Wende in der Flugblatt-Affäre um Bayerns Vize-Ministerpräsidenten Hubert Aiwanger!
Die Staatsanwaltschaft Regensburg ermittelt gegen den früheren Lehrer des bayerischen Wirtschaftsministers.
Der pensionierte Studienrat soll Flugblätter mit antisemitischem Inhalt an sich genommen und mehreren Medien angeboten haben.

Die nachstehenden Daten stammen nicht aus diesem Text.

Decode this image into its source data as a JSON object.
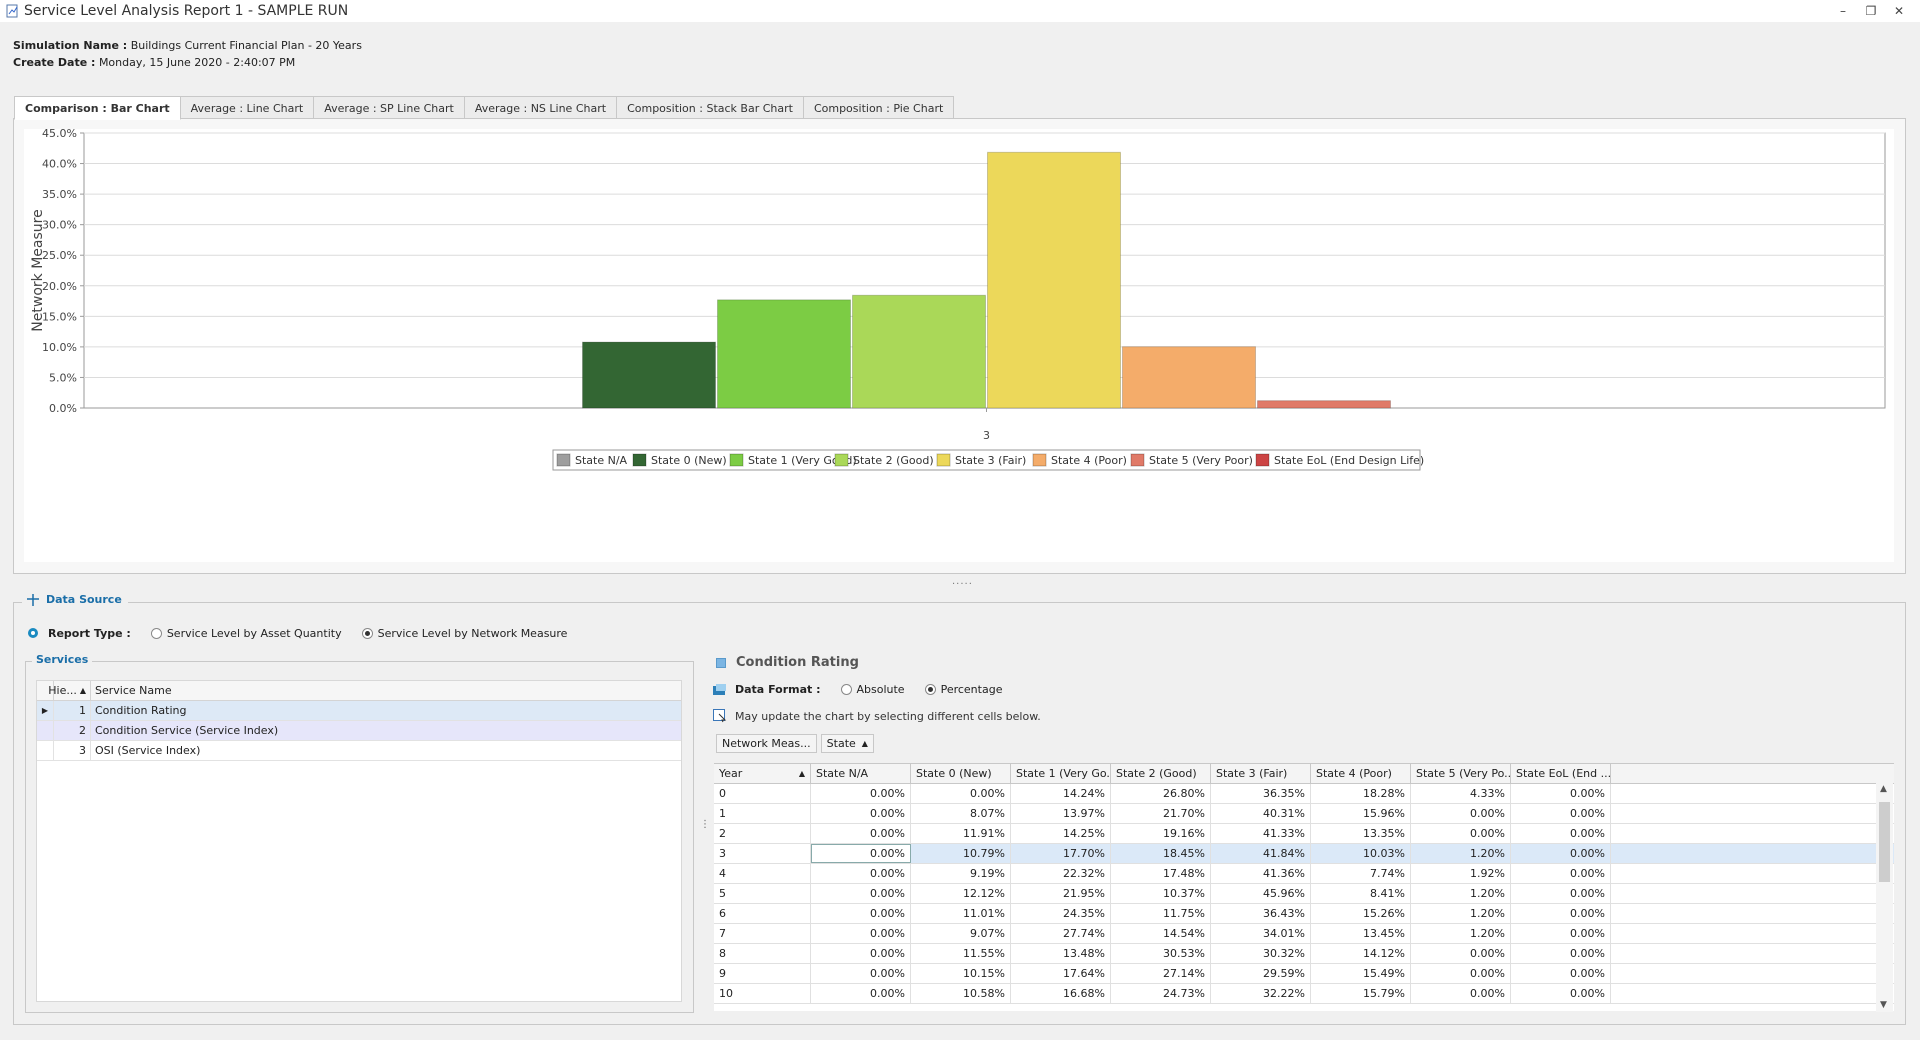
{
  "window": {
    "title": "Service Level Analysis Report 1 - SAMPLE RUN"
  },
  "info": {
    "simulation_label": "Simulation Name :",
    "simulation_value": "Buildings Current Financial Plan - 20 Years",
    "create_label": "Create Date :",
    "create_value": "Monday, 15 June 2020 - 2:40:07 PM"
  },
  "tabs": [
    {
      "label": "Comparison : Bar Chart",
      "active": true
    },
    {
      "label": "Average : Line Chart",
      "active": false
    },
    {
      "label": "Average : SP Line Chart",
      "active": false
    },
    {
      "label": "Average : NS Line Chart",
      "active": false
    },
    {
      "label": "Composition : Stack Bar Chart",
      "active": false
    },
    {
      "label": "Composition : Pie Chart",
      "active": false
    }
  ],
  "chart_data": {
    "type": "bar",
    "categories": [
      "3"
    ],
    "ylabel": "Network Measure",
    "ylim": [
      0,
      45
    ],
    "yticks": [
      "0.0%",
      "5.0%",
      "10.0%",
      "15.0%",
      "20.0%",
      "25.0%",
      "30.0%",
      "35.0%",
      "40.0%",
      "45.0%"
    ],
    "legend_position": "bottom",
    "series": [
      {
        "name": "State N/A",
        "values": [
          0.0
        ],
        "color": "#9e9e9e"
      },
      {
        "name": "State 0 (New)",
        "values": [
          10.79
        ],
        "color": "#336633"
      },
      {
        "name": "State 1 (Very Good)",
        "values": [
          17.7
        ],
        "color": "#7ccc44"
      },
      {
        "name": "State 2 (Good)",
        "values": [
          18.45
        ],
        "color": "#aad858"
      },
      {
        "name": "State 3 (Fair)",
        "values": [
          41.84
        ],
        "color": "#ecd85a"
      },
      {
        "name": "State 4 (Poor)",
        "values": [
          10.03
        ],
        "color": "#f4ac6a"
      },
      {
        "name": "State 5 (Very Poor)",
        "values": [
          1.2
        ],
        "color": "#e07a68"
      },
      {
        "name": "State EoL (End Design Life)",
        "values": [
          0.0
        ],
        "color": "#cc4444"
      }
    ]
  },
  "splitter": ".....",
  "data_source": {
    "legend": "Data Source",
    "report_type_label": "Report Type :",
    "option_asset": "Service Level by Asset Quantity",
    "option_network": "Service Level by Network Measure"
  },
  "services": {
    "legend": "Services",
    "col_hie": "Hie...",
    "col_name": "Service Name",
    "rows": [
      {
        "hie": "1",
        "name": "Condition Rating"
      },
      {
        "hie": "2",
        "name": "Condition Service (Service Index)"
      },
      {
        "hie": "3",
        "name": "OSI (Service Index)"
      }
    ]
  },
  "detail": {
    "title": "Condition Rating",
    "format_label": "Data Format :",
    "opt_absolute": "Absolute",
    "opt_percentage": "Percentage",
    "hint": "May update the chart by selecting different cells below.",
    "btn_network": "Network Meas...",
    "btn_state": "State"
  },
  "grid": {
    "year_header": "Year",
    "headers": [
      "State N/A",
      "State 0 (New)",
      "State 1 (Very Go...",
      "State 2 (Good)",
      "State 3 (Fair)",
      "State 4 (Poor)",
      "State 5 (Very Po...",
      "State EoL (End ..."
    ],
    "rows": [
      {
        "year": "0",
        "v": [
          "0.00%",
          "0.00%",
          "14.24%",
          "26.80%",
          "36.35%",
          "18.28%",
          "4.33%",
          "0.00%"
        ]
      },
      {
        "year": "1",
        "v": [
          "0.00%",
          "8.07%",
          "13.97%",
          "21.70%",
          "40.31%",
          "15.96%",
          "0.00%",
          "0.00%"
        ]
      },
      {
        "year": "2",
        "v": [
          "0.00%",
          "11.91%",
          "14.25%",
          "19.16%",
          "41.33%",
          "13.35%",
          "0.00%",
          "0.00%"
        ]
      },
      {
        "year": "3",
        "v": [
          "0.00%",
          "10.79%",
          "17.70%",
          "18.45%",
          "41.84%",
          "10.03%",
          "1.20%",
          "0.00%"
        ]
      },
      {
        "year": "4",
        "v": [
          "0.00%",
          "9.19%",
          "22.32%",
          "17.48%",
          "41.36%",
          "7.74%",
          "1.92%",
          "0.00%"
        ]
      },
      {
        "year": "5",
        "v": [
          "0.00%",
          "12.12%",
          "21.95%",
          "10.37%",
          "45.96%",
          "8.41%",
          "1.20%",
          "0.00%"
        ]
      },
      {
        "year": "6",
        "v": [
          "0.00%",
          "11.01%",
          "24.35%",
          "11.75%",
          "36.43%",
          "15.26%",
          "1.20%",
          "0.00%"
        ]
      },
      {
        "year": "7",
        "v": [
          "0.00%",
          "9.07%",
          "27.74%",
          "14.54%",
          "34.01%",
          "13.45%",
          "1.20%",
          "0.00%"
        ]
      },
      {
        "year": "8",
        "v": [
          "0.00%",
          "11.55%",
          "13.48%",
          "30.53%",
          "30.32%",
          "14.12%",
          "0.00%",
          "0.00%"
        ]
      },
      {
        "year": "9",
        "v": [
          "0.00%",
          "10.15%",
          "17.64%",
          "27.14%",
          "29.59%",
          "15.49%",
          "0.00%",
          "0.00%"
        ]
      },
      {
        "year": "10",
        "v": [
          "0.00%",
          "10.58%",
          "16.68%",
          "24.73%",
          "32.22%",
          "15.79%",
          "0.00%",
          "0.00%"
        ]
      }
    ]
  }
}
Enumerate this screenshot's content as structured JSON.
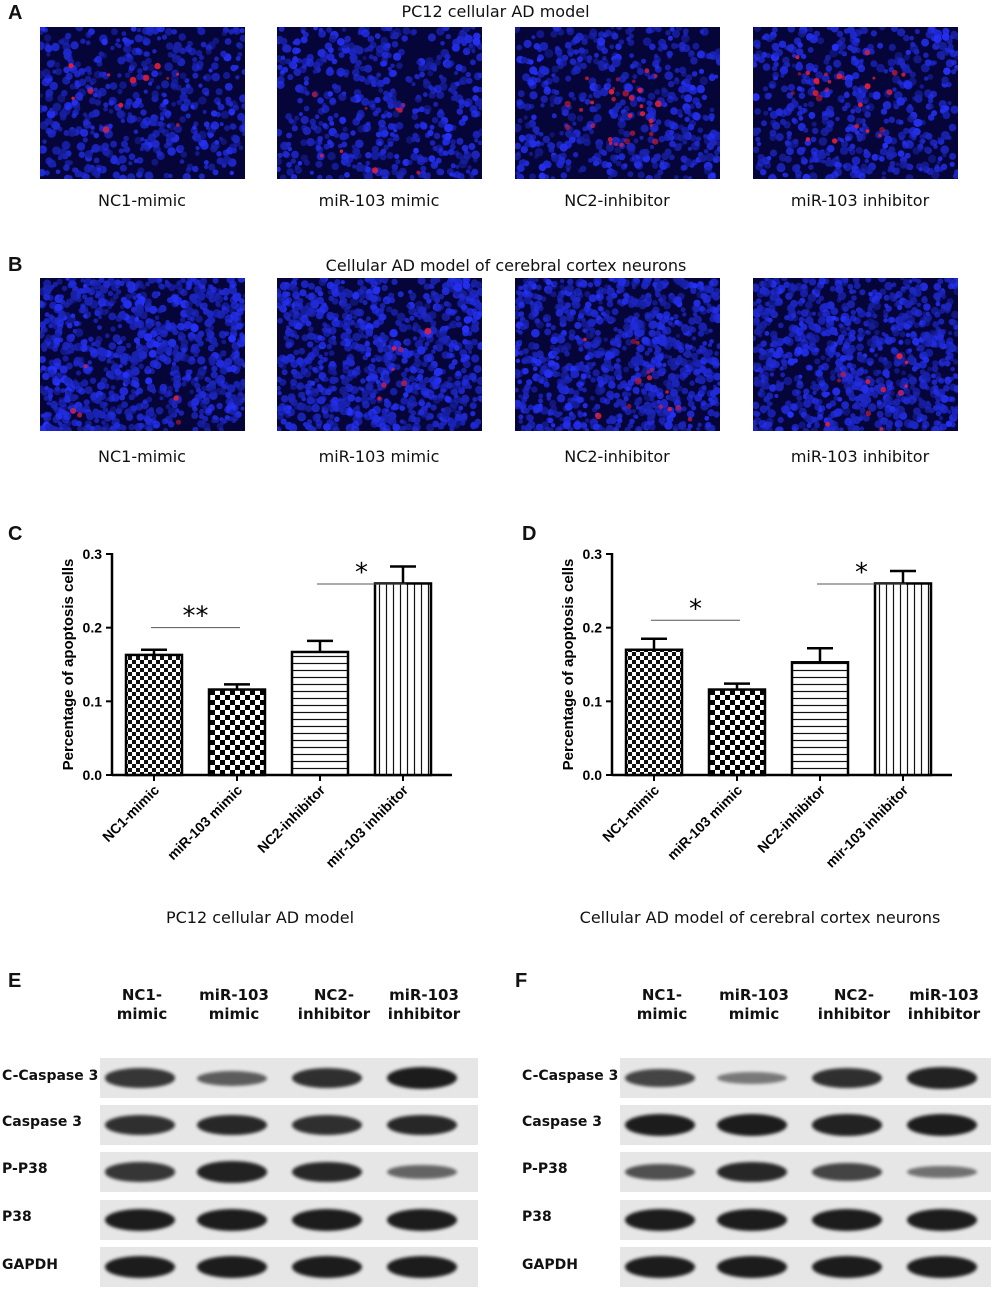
{
  "panels": {
    "A": {
      "letter": "A",
      "title": "PC12 cellular AD model",
      "captions": [
        "NC1-mimic",
        "miR-103 mimic",
        "NC2-inhibitor",
        "miR-103 inhibitor"
      ]
    },
    "B": {
      "letter": "B",
      "title": "Cellular AD model of cerebral cortex neurons",
      "captions": [
        "NC1-mimic",
        "miR-103 mimic",
        "NC2-inhibitor",
        "miR-103 inhibitor"
      ]
    },
    "C": {
      "letter": "C",
      "caption": "PC12 cellular AD model"
    },
    "D": {
      "letter": "D",
      "caption": "Cellular AD model of cerebral cortex neurons"
    },
    "E": {
      "letter": "E",
      "columns": [
        {
          "l1": "NC1-",
          "l2": "mimic"
        },
        {
          "l1": "miR-103",
          "l2": "mimic"
        },
        {
          "l1": "NC2-",
          "l2": "inhibitor"
        },
        {
          "l1": "miR-103",
          "l2": "inhibitor"
        }
      ],
      "rows": [
        "C-Caspase 3",
        "Caspase 3",
        "P-P38",
        "P38",
        "GAPDH"
      ]
    },
    "F": {
      "letter": "F",
      "columns": [
        {
          "l1": "NC1-",
          "l2": "mimic"
        },
        {
          "l1": "miR-103",
          "l2": "mimic"
        },
        {
          "l1": "NC2-",
          "l2": "inhibitor"
        },
        {
          "l1": "miR-103",
          "l2": "inhibitor"
        }
      ],
      "rows": [
        "C-Caspase 3",
        "Caspase 3",
        "P-P38",
        "P38",
        "GAPDH"
      ]
    }
  },
  "chart_data": [
    {
      "type": "bar",
      "panel": "C",
      "categories": [
        "NC1-mimic",
        "miR-103 mimic",
        "NC2-inhibitor",
        "mir-103 inhibitor"
      ],
      "values": [
        0.163,
        0.116,
        0.167,
        0.26
      ],
      "errors": [
        0.007,
        0.007,
        0.015,
        0.023
      ],
      "ylabel": "Percentage of apoptosis cells",
      "xlabel": "",
      "ylim": [
        0,
        0.3
      ],
      "yticks": [
        "0.0",
        "0.1",
        "0.2",
        "0.3"
      ],
      "patterns": [
        "checker",
        "checker-bold",
        "horizontal",
        "vertical"
      ],
      "significance": [
        {
          "from": 0,
          "to": 1,
          "label": "**",
          "y": 0.2
        },
        {
          "from": 2,
          "to": 3,
          "label": "*",
          "y": 0.3
        }
      ]
    },
    {
      "type": "bar",
      "panel": "D",
      "categories": [
        "NC1-mimic",
        "miR-103 mimic",
        "NC2-inhibitor",
        "mir-103 inhibitor"
      ],
      "values": [
        0.17,
        0.116,
        0.153,
        0.26
      ],
      "errors": [
        0.015,
        0.008,
        0.019,
        0.017
      ],
      "ylabel": "Percentage of apoptosis cells",
      "xlabel": "",
      "ylim": [
        0,
        0.3
      ],
      "yticks": [
        "0.0",
        "0.1",
        "0.2",
        "0.3"
      ],
      "patterns": [
        "checker",
        "checker-bold",
        "horizontal",
        "vertical"
      ],
      "significance": [
        {
          "from": 0,
          "to": 1,
          "label": "*",
          "y": 0.21
        },
        {
          "from": 2,
          "to": 3,
          "label": "*",
          "y": 0.3
        }
      ]
    }
  ],
  "western_blot": {
    "E": [
      [
        0.8,
        0.5,
        0.85,
        1.0
      ],
      [
        0.85,
        0.9,
        0.85,
        0.9
      ],
      [
        0.8,
        0.95,
        0.9,
        0.45
      ],
      [
        1.0,
        1.0,
        1.0,
        1.0
      ],
      [
        1.0,
        1.0,
        1.0,
        1.0
      ]
    ],
    "F": [
      [
        0.7,
        0.3,
        0.85,
        0.95
      ],
      [
        1.0,
        1.0,
        0.95,
        1.0
      ],
      [
        0.6,
        0.9,
        0.7,
        0.35
      ],
      [
        1.0,
        1.0,
        1.0,
        1.0
      ],
      [
        1.0,
        1.0,
        1.0,
        1.0
      ]
    ]
  },
  "microscopy": {
    "A": [
      0.1,
      0.08,
      0.25,
      0.22
    ],
    "B": [
      0.08,
      0.06,
      0.12,
      0.1
    ]
  }
}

Mit der Aussage „es wird Zeit, dass wir diese braune Socke jetzt stürzen“, soll er versucht haben, ehemalige Mitschüler zu instrumentalisieren und Hubert Aiwanger als Verfasser des Flugblatts erscheinen zu lassen.
Am Tag der Landtagswahl sprach NIUS mit dem Lehrer.
Viel sprechen wollte er nicht, doch dann sagt er doch, fast schon humorvoll: „Wenn sich die Umfragen bestätigen, dann müsste der Minister sich bedanken bei mir.“
Verfahren läuft bereits seit Anfang September
Das Verfahren gegen den Mann läuft nach Angaben der Staatsanwaltschaft schon seit Anfang September. Eingeleitet worden seien die Ermittlungen nach diversen Anzeigen infolge der Berichterstattung im Zusammenhang mit der Flugblatt-Affäre. Aiwanger war im Zuge der Affäre wenige Wochen vor der Landtagswahl unter Druck geraten, nachdem die Süddeutsche Zeitung berichtet hatte, dass bei ihm zu Schulzeiten ein antisemitisches Flugblatt gefunden worden war.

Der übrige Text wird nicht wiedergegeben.